Well, as they say in Italy, qui va piano va sano! July 2010 and I got the said CD in my mailbox along with two others from Worm
Hole Death Productions. Against my better judgment, I have now decided to review one of them: The Way of
Purity’s
Crosscore.
I must say that the suffix –core at the very end of the title gave me some shivers. Now that I’ve played this quite a few times I have very mixed feelings about it.
First you may forget the genre in which it was categorized on
Spirit of
Metal. This is no
Brutal Black Death Metal but rather some musical mixture of
Deathcore with a few Industrial hints and quite a nice share of “Pop Music".
The Way of
Purity hail from Italy and have released their debut,
Crosscore, from out of the blue. No demos, no promos, no EPs, but directly onto a full-length. For many, including myself, this may sound as if the guys are going too fast and that the absence of the demo/promo stage necessary most times to hone skills and sound will show in the actual recording.
I guess the answer to this concern is yes and no. No, because the production is crystal clear almost too synthetic but it suits well their Industrial tendencies.
Again, I don't think we’re dealing here with “young” musicians because the musicianship is rather good but considering they’ve chosen to have xnicknamesx and wear masks to somehow hide their identity, I wouldn't be able to tell you if they've ever played in other bands.

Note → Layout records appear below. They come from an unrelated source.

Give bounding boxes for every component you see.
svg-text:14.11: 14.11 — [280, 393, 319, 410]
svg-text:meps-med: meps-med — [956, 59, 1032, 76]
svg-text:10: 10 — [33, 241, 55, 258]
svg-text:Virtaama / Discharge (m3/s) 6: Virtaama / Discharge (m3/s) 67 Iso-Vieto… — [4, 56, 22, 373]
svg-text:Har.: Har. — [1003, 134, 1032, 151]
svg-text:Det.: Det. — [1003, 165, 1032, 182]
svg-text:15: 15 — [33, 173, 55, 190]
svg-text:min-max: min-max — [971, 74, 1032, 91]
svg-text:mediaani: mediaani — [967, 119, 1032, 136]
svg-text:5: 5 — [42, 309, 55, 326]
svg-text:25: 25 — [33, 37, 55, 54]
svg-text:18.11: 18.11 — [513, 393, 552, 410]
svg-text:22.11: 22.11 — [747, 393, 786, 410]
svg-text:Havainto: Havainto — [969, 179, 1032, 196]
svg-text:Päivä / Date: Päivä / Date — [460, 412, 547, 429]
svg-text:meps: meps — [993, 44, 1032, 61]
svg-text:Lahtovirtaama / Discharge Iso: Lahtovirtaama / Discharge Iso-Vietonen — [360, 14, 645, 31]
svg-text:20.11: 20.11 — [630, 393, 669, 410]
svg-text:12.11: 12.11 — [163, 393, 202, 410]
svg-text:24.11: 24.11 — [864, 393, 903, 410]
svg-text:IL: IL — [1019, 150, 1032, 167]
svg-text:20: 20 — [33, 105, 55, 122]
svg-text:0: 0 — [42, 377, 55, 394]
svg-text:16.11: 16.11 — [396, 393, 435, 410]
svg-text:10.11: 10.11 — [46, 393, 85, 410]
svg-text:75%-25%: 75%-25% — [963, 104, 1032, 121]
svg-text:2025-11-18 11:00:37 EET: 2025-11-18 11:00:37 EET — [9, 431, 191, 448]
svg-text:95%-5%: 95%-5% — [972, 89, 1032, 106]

Yes too because the tracks show too great a variety for me. Some tracks have definitely that
Deathcore edge with many breakdowns and varied time signatures while others are more pop’ish with clean female vocals that reminded me, not without some smile, of bands like
Evanescence.
All in all, you get a CD with some good moments but the lyrics are rather bland and feel like they’ve been written by teenagers for teenagers. If you also consider the fact that the music goes only extreme at certain moments, most likely to make 12 year-olds bang their heads so their parents can get mad at them, but that overall it's rather "pop music" with a "
Metal" treatment, I have high doubts about where these guys/girls aim at.
Obviously, as previously mentioned, nicknames and masks turn this into a big farce and make the better moments of
Crosscore not as memorable as they ought to be. I definitely feel this music would have had some appeal to me when I was 14 years old but now that I'm (a bit... haha) older, such "show off" music has lost all the glamour it had back then.
Obviously, there's a good chance the kids will love it because it's not too demanding a music and the folklore around it make it very much “high school rebel scenester” but for older guys like me this is just average and definitely not the first CD you'd pick up from the shelves to play in your CD player.